Here’s looking at the commonly held misconceptions regarding home loan applications:

  1. It is better to choose a shorter loan tenor- Shorter home loan tenors will naturally have lower costs of interest for the home loan in comparison to longer tenors, assuming the same rates of interest. However, shorter loan tenors also mean considerably higher monthly EMIs in comparison to loans with a longer tenor. The huge EMIs may negatively impact your financial position if it leaves you with too little to invest in other instruments for accomplishing future goals. An aggressive tenor for early repayment without a proper buffer may also lead to EMI defaults in case of any financial emergency. This will again impact your credit score negatively, thereby eating into your future eligibility for loans.
  2. Lowest interest rates are all you need- The home loan interest rate is one of many factors to be looked at, while choosing the right lender. The other aspects include the processing fee, LTV (loan to value) and the loan tenor. For instance, extension of the lowest interest rate by a lender may require the borrower to choose a lower LTV ratio which means that you will have to make a higher down payment. Some lenders also charge lower rates of interest for customers availing of loans for a longer period of time. Similarly, those lenders charging the lowest possible rates of interest may charge higher processing fees as well. Always take a well-rounded look at things and do not just plunge for the lowest rates of interest.
  3. A good credit score is a guarantee of the loan being approved- The credit score is not the only aspect used for assessing your creditworthiness. Other key aspects include your monthly income, age, employer’s profile, stability of the job and so on along with the property title, location and existing EMI payments. Each of these factors plays a really vital role when it comes to analyzing your credit profile. Not meeting the criteria in this case will lead to your home loan application getting rejected even if you have a good credit score.
  4. You will have to pay penalties for home loan prepayment- Many borrowers put off prepayments for their home loans for this misconception. The RBI has already barred HFCs and NBFCs from charging prepayment penalties or foreclosure charges in case of loans with floating interest rates. This has naturally freed up floating rate home loan customers with regard to foreclosing loans or making prepayments without bearing any penalties. Even when there are fixed rate home loans, many lenders do not have prepayment charges if the borrower prepays the loan with his/her own fund sources.
  5. Fixed rates are better than floating rates- Home loan interest rates are continually coming down in the market and are possibly at their lowest levels now. As a result, simply going for a fixed-rate home loan may be a mistake. Those lenders offering fixed rate home loans, usually charge higher rates of interest for lowering their own interest rate risks. Mixed rate home loans are sometimes offered where rates will be fixed for a certain period and then they will become floating rates. Interest charged in the fixed rate period will be higher than the floating interest rate at the time of sanctioning of the home loan. Floating interest rates, while more volatile (your EMI will keep changing regularly), may give you more interest savings on the loan.

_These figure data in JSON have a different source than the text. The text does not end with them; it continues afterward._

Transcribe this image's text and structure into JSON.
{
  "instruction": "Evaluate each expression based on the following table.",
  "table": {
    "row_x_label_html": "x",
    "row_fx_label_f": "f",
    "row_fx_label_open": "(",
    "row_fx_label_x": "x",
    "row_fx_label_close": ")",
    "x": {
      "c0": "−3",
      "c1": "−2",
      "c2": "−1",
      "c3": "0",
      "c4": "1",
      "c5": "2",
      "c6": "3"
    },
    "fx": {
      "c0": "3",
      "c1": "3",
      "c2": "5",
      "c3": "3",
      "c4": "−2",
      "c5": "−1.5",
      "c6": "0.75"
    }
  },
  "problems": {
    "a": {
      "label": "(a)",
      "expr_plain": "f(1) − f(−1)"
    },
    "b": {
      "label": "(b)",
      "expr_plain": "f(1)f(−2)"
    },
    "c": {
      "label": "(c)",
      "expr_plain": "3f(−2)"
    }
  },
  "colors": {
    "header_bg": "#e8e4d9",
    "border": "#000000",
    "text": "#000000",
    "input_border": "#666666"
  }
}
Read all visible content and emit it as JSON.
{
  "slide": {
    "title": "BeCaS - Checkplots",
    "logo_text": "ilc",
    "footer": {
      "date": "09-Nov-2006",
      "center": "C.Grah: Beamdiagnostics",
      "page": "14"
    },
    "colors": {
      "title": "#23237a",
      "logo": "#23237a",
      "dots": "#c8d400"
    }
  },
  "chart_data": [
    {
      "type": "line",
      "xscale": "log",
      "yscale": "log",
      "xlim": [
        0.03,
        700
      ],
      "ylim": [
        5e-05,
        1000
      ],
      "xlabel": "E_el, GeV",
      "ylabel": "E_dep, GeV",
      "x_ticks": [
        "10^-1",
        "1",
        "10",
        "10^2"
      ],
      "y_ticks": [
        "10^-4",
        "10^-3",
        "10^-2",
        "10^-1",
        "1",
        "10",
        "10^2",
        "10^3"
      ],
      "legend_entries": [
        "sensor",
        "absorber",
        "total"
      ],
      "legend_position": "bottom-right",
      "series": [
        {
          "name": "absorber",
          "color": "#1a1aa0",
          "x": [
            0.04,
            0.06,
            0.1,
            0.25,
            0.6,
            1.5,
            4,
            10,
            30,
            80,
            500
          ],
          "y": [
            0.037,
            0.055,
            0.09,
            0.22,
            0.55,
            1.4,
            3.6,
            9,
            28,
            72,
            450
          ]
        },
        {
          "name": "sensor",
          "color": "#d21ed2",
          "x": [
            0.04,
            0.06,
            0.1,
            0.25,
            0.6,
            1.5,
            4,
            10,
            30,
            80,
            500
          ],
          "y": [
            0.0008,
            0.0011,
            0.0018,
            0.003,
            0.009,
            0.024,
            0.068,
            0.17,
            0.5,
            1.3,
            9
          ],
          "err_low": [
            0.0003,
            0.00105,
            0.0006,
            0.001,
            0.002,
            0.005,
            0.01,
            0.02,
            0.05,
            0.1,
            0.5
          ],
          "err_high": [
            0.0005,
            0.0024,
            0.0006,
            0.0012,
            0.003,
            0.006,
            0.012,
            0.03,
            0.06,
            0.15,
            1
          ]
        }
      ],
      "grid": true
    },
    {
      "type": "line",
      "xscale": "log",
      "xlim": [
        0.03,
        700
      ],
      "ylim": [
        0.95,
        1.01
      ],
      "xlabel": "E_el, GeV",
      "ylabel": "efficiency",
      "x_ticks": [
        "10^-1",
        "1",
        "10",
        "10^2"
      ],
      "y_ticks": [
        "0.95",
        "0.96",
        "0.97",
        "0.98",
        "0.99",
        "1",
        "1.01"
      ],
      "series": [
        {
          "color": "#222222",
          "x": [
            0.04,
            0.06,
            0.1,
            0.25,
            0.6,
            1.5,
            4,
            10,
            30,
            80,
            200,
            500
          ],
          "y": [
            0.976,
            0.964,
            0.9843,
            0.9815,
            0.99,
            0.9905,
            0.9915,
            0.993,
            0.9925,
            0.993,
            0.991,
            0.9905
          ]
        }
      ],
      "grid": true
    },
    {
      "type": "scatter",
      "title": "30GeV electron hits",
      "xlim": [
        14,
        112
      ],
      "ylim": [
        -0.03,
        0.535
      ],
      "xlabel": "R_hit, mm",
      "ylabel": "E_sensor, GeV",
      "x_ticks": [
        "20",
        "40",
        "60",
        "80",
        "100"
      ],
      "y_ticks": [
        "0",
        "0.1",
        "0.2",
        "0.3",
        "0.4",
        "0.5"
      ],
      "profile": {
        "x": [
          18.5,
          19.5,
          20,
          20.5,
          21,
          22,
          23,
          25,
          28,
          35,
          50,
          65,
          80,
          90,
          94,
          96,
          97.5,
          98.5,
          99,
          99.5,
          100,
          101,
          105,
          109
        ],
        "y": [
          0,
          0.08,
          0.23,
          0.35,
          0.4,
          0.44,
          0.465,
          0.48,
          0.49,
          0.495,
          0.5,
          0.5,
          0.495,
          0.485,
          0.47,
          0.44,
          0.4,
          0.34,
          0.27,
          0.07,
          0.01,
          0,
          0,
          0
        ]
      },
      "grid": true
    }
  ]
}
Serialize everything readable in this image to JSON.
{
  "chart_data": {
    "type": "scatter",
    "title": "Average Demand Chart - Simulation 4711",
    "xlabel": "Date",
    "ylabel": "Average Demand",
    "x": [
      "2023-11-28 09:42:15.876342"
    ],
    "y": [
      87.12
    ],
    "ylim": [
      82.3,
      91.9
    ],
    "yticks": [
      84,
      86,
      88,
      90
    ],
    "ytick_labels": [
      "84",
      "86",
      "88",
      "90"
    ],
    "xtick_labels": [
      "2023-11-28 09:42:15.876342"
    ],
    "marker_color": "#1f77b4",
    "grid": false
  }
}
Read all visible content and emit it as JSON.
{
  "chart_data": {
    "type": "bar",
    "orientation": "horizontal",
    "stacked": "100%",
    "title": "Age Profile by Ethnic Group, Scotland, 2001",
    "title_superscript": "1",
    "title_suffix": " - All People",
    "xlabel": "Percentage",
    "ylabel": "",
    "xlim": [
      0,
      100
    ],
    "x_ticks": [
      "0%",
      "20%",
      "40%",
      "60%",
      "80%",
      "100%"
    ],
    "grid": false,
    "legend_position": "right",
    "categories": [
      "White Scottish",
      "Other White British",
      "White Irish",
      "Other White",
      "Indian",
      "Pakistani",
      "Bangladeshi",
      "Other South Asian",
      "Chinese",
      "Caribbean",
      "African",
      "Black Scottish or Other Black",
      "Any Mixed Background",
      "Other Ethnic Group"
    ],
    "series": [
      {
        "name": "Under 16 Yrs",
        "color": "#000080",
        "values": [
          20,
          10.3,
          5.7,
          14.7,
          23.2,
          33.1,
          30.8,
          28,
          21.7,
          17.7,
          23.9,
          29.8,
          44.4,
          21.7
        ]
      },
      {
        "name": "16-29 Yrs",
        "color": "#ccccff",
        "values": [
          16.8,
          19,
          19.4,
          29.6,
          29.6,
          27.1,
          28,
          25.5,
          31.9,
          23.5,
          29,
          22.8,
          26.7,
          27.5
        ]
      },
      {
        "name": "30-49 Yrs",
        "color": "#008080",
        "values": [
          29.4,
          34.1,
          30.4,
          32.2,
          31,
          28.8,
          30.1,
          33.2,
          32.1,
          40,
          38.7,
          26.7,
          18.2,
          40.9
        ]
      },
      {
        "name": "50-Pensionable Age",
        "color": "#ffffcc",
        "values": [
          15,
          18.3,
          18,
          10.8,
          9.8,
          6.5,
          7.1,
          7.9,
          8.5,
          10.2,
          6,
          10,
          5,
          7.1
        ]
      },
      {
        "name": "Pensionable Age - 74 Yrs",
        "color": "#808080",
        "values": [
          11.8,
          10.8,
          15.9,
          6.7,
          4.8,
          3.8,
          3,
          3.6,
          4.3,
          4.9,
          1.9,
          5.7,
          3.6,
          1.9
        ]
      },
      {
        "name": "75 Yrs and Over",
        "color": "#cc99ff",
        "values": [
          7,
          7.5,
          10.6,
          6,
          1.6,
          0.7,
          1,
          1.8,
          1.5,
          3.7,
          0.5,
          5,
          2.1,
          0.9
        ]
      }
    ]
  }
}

  6. It is always better to apply directly for a home loan- Many home loan borrowers contact several lenders directly for learning about the best interest rates and other aspects. However, did you know that each time you directly apply for a loan with any bank or housing finance company (HFC), the lender will naturally be contacting credit bureaus for getting your credit report and assessing your creditworthiness. These are considered as hard enquiries and each enquiry will lower the credit score by some points. Multiple applications for loans will naturally lower the credit score multiple times. This will lower your eligibility for the home loan in the first place. You should instead look for the right online platform where you will find all the guidance and information necessary for choosing a suitable lender along with being able to compare rates, eligibility aspects and other factors.

These are thus the commonly held misconceptions that you should do away with when it comes to applying for a home loan.